種類は汎用性の高いUSBモデルと、Micro USBモデル(Android用)。USBモデルはLightning - USBカメラアダプタを使うことでiPhoneと接続できます。
日本でリリースするなら、ユーザーの多いiPhone(Lightning端子)仕様を出してほしかったところですが、MFi認証がまだ通過していないんだとか。今後に期待、といったところでしょうか。

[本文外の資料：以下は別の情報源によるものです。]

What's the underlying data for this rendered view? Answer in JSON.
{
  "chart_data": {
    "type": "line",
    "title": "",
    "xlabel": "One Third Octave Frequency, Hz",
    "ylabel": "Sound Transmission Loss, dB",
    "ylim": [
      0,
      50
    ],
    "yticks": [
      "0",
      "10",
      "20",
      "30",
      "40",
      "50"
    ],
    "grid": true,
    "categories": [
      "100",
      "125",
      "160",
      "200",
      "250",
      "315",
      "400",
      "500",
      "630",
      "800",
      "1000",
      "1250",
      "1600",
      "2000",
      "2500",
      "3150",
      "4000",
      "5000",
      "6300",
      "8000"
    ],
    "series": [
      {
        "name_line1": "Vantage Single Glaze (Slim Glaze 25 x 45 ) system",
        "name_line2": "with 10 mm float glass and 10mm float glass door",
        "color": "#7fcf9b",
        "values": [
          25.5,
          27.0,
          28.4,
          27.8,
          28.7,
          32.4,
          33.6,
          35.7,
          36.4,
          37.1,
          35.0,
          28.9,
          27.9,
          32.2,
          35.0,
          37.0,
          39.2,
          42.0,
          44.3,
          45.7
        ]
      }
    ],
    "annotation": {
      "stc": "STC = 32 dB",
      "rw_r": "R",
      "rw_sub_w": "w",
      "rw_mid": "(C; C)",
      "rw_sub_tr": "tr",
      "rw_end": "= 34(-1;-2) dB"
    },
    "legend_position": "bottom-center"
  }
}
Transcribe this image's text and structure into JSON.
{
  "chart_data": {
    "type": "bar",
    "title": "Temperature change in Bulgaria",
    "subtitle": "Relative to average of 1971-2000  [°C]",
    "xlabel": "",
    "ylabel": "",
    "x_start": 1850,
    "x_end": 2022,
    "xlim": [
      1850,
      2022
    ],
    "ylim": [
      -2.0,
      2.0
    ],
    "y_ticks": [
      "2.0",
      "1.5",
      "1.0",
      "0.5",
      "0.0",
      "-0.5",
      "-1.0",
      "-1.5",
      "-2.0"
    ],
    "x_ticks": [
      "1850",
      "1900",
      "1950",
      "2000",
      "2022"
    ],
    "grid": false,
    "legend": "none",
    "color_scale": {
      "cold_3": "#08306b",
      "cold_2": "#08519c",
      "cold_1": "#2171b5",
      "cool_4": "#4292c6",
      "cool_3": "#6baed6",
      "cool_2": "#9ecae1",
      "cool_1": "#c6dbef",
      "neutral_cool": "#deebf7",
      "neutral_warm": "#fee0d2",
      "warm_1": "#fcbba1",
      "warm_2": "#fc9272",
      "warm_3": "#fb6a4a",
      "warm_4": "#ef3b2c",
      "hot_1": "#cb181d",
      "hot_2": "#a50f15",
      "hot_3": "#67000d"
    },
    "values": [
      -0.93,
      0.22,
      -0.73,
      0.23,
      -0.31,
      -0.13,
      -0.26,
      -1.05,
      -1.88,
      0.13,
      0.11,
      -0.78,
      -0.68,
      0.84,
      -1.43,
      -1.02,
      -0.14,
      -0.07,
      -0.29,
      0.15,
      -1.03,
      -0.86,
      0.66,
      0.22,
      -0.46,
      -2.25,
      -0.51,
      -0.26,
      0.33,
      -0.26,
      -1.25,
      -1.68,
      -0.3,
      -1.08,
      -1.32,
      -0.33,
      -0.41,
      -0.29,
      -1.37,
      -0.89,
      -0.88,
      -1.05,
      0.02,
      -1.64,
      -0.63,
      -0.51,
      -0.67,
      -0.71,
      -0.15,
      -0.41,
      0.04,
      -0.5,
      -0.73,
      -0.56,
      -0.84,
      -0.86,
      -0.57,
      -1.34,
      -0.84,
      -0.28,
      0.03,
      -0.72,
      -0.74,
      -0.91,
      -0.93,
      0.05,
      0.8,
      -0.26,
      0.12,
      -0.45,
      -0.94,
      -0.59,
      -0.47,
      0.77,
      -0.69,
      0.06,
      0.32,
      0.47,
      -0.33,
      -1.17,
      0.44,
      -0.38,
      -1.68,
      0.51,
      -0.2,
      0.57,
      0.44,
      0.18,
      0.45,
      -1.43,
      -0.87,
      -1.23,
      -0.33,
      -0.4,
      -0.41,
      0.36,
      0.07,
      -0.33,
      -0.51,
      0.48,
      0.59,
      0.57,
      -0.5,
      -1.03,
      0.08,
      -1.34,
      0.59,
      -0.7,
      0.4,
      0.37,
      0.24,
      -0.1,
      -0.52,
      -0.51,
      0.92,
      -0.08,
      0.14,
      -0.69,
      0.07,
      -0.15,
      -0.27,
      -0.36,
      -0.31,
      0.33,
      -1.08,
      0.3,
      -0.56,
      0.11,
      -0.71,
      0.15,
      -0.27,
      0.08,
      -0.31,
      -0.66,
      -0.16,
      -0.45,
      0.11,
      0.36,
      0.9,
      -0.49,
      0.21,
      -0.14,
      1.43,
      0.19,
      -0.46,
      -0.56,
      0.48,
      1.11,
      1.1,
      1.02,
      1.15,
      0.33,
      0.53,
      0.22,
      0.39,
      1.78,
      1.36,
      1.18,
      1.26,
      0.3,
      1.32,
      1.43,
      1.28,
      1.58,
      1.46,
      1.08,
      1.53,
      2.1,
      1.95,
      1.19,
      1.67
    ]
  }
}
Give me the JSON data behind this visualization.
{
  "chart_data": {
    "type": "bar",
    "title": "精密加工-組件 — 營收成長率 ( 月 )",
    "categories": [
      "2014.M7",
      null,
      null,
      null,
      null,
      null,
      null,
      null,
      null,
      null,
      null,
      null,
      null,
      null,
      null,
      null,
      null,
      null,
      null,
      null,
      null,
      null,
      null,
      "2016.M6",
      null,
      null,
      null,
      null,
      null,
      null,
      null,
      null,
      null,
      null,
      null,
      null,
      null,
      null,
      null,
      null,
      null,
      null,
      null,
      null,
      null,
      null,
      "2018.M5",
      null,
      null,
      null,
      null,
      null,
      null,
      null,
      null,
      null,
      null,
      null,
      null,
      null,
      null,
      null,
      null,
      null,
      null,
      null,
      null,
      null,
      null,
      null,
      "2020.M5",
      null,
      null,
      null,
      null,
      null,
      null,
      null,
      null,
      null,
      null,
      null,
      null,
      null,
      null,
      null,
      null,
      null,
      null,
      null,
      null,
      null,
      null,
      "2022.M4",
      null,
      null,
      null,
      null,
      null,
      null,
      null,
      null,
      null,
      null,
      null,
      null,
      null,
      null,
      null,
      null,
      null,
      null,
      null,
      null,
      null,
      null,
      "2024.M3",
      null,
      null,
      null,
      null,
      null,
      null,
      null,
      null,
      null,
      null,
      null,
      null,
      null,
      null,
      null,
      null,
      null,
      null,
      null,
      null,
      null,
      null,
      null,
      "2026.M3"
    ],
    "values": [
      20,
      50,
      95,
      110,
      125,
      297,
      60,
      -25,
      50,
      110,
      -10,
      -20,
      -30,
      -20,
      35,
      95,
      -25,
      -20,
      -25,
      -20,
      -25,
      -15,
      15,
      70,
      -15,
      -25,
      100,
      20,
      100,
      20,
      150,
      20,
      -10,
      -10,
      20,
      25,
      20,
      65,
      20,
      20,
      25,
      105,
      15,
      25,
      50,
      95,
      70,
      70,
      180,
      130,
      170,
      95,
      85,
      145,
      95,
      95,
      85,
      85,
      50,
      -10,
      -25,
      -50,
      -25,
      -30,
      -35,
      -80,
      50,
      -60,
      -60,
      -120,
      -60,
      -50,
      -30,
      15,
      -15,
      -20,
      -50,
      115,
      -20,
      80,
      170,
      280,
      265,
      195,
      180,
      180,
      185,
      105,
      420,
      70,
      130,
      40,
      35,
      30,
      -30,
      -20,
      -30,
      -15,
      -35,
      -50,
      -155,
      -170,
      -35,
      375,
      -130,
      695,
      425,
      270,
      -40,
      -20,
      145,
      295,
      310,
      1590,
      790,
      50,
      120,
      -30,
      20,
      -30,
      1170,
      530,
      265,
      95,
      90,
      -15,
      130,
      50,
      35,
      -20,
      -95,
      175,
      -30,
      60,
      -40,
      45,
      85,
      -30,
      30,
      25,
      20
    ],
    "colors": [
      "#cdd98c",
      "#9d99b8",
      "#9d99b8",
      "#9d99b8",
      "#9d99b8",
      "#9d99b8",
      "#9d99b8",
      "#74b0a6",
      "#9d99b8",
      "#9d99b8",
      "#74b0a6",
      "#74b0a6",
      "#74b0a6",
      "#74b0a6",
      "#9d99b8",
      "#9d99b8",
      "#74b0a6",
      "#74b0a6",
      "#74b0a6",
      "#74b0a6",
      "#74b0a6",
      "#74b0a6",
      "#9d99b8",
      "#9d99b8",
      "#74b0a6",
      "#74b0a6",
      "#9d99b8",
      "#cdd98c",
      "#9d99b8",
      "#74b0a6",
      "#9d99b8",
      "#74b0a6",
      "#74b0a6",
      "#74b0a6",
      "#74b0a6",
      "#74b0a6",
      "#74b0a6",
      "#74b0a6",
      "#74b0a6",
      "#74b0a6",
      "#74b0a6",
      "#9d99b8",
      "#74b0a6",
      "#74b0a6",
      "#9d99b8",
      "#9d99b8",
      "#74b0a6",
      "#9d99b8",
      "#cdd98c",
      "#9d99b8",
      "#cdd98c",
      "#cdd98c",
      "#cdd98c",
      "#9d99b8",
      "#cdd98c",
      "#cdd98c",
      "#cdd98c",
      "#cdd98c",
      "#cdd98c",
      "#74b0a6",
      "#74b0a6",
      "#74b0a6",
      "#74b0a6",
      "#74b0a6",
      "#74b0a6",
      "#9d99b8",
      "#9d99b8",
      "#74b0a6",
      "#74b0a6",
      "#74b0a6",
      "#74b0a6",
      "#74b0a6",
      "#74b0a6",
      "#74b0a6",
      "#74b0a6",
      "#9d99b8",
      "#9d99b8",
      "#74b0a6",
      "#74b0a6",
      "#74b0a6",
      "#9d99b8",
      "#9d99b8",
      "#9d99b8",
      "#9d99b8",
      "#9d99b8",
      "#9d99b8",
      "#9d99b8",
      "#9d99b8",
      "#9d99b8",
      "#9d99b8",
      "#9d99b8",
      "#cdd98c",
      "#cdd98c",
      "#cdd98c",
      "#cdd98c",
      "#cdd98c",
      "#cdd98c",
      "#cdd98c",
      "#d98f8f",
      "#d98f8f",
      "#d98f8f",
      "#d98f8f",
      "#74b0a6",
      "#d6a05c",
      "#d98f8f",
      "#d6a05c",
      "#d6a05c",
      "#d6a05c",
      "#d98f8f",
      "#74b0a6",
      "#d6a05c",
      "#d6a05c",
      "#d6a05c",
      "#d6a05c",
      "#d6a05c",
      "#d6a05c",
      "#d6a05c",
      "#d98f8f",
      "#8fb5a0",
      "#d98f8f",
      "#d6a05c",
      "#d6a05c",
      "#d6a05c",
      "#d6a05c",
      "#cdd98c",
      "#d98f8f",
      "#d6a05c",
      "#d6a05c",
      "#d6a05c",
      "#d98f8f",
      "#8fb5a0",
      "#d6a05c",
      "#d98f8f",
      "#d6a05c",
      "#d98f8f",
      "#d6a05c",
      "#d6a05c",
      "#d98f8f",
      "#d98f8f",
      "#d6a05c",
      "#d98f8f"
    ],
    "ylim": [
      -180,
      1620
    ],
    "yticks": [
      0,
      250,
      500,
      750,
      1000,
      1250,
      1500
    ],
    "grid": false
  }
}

試作機をお借りしたので実聴してみました。うん、音像はシャープですね。ESS Technologyらしいオーディオ的ではなく、モニター的なトーン。音の立ち上がりが速く、スパッと収束していく。その上で独自の味付けでしょうか、低域にパワーを感じます。自宅でAKG Q701(開放型モニターヘッドホン)とつなげてみましたが、駆動力のあるアンプじゃないとコイツの低域って目覚めないんですよ。でも、据え置きアンプほどではありませんが、ドラムとベースが生き生きとしてる。
ダイナミックドライバーイヤホンのRHA MA750、オーディオテクニカATH-CKR100、BAドライバーのクリプシュX11、密閉型ヘッドホンのBeats Proなどで聴きまくってみましたが、なるほど。1つの傾向が見えてきました。
得意なのは音圧を高めつつも微細音を取り入れているサウンド。レベルの高い音の存在感を前に出しながら、音量の低い音の粒を並べていく。